True Self and False Self: Our Ultimate Identity
Thomas Merton (1915-1968) developed wonderful insights into the true self and false self. James Finley, one of CAC’s core faculty members, lived and prayed with Merton for six years at the Abbey of Gethsemani in Kentucky. This week Jim shares some of what he learned from this great contemplative teacher.
Merton’s whole spirituality, in one way or another, pivots on the question of ultimate human identity. Merton’s message is that we are one with God. Our own deepest self is one with the “Risen and Deathless Christ in Whom all are fulfilled in One.” 

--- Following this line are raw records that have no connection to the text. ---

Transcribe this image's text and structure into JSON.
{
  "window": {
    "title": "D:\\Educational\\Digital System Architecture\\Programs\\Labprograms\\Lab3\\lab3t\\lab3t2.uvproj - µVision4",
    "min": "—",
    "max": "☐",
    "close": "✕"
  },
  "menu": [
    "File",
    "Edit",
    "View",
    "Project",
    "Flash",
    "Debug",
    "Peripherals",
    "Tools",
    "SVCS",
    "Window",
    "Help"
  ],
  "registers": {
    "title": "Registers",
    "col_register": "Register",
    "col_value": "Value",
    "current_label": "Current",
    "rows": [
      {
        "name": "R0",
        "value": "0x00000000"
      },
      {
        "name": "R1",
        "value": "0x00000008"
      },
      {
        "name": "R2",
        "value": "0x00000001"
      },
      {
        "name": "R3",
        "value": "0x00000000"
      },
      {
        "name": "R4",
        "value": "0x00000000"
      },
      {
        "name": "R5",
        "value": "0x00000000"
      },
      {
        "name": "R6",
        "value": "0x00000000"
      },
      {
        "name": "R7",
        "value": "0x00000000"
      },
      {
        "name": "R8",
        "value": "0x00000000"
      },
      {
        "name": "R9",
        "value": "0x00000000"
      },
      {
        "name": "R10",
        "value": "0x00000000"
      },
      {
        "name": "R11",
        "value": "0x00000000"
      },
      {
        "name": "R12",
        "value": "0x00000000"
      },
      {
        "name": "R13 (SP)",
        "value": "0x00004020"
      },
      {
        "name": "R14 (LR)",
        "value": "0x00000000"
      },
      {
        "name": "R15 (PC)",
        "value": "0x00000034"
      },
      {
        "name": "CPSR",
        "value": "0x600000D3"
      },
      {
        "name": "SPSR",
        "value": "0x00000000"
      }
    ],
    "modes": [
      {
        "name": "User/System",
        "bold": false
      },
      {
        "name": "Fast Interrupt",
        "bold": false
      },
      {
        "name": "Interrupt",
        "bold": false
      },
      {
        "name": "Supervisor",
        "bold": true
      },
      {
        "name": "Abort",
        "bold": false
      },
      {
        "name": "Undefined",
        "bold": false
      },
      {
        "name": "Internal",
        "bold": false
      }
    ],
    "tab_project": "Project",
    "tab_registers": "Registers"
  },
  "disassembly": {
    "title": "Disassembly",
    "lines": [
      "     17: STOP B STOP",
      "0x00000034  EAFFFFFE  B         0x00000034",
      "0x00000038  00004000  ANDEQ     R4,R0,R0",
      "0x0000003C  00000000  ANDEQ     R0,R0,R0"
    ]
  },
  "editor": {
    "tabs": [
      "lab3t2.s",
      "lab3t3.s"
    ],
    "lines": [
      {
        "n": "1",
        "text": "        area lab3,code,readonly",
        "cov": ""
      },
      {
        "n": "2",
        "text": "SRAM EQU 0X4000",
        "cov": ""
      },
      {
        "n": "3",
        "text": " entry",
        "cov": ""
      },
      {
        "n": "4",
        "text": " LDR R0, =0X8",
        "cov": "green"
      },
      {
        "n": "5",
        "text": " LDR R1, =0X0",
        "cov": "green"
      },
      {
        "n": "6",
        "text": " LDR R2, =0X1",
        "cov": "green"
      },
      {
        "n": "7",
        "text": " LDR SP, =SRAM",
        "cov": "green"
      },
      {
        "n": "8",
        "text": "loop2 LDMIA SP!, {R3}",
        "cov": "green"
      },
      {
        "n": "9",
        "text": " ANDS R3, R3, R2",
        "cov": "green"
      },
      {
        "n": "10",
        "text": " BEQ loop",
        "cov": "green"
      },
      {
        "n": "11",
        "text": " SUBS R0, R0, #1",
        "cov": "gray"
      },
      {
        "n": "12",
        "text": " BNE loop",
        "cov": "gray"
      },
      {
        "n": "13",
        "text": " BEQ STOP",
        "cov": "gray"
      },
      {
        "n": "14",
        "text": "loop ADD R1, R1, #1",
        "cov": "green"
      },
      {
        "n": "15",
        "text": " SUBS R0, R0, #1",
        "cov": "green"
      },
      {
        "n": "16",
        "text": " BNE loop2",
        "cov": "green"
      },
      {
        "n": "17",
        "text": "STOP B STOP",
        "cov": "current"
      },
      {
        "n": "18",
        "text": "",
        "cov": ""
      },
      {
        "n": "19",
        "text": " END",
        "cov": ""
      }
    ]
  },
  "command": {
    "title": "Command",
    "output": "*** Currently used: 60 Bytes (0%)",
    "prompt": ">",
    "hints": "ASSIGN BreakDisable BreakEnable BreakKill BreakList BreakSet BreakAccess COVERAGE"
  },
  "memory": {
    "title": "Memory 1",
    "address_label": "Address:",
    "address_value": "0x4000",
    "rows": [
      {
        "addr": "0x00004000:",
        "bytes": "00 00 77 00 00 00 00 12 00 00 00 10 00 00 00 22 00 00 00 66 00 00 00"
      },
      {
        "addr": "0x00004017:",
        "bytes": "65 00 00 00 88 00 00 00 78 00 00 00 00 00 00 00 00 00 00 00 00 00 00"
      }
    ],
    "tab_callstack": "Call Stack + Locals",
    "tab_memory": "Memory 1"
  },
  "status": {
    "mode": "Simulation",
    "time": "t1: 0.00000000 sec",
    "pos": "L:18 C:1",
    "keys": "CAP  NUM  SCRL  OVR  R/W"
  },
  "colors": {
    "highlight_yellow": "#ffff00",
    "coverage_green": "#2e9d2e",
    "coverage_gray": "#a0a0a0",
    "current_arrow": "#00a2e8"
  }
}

Along the journey to God, the self that begins is not the self that arrives. At the outset, our self is who we thought ourselves to be. This self dies along the way until in the end “no one” is left. This “no one” is our true self. It is the self that stands prior to all that is this or that. It is the self in God, the self bigger than death yet born of death. It is the self God forever loves.
Merton doesn’t question the reality and importance of the empirical self we call our personality. We must deeply respect our whole person, including the day-by-day realities of life and the self that is formed by them. What Merton does say, however, is that when the relative identity of the ego is taken to be my deepest and only identity, when I am thought to be nothing but the sum total of all my relationships, when I cling to this self and make it the center around which and for which I live, I then make my empirical identity into the false self. My own self then becomes the obstacle to realizing my true self.
The true self is our whole self before God, the self we were created to become, our self in Christ. It is the self that breathes, that stands and sits. It is the self that is. The true self, being simple like God, can be realized only in the mode of simple, contemplative awareness.
The whole of the spiritual life finds its fulfillment in bringing our entire life into a transforming, loving communion with the ineffable God. Such a communion is beyond what words can say, but a prayerful, respectful pursuit of Merton’s understanding of the true self can bring us to the brink of the insight into our own ultimate identity as radically one with God in Christ. This insight, which is itself a gift, will provide us with the unifying vision that is expressed not only in Merton but in all the great mystical traditions.
~Adapted from James Finley, Merton’s Palace of Nowhere: A Search for God through Awareness of the True Self (Ave Maria Press: 1978), 17, 18, 19.
 Thomas Merton, Mystics and Zen Masters (Farrar, Straus and Giroux: 1967), 42.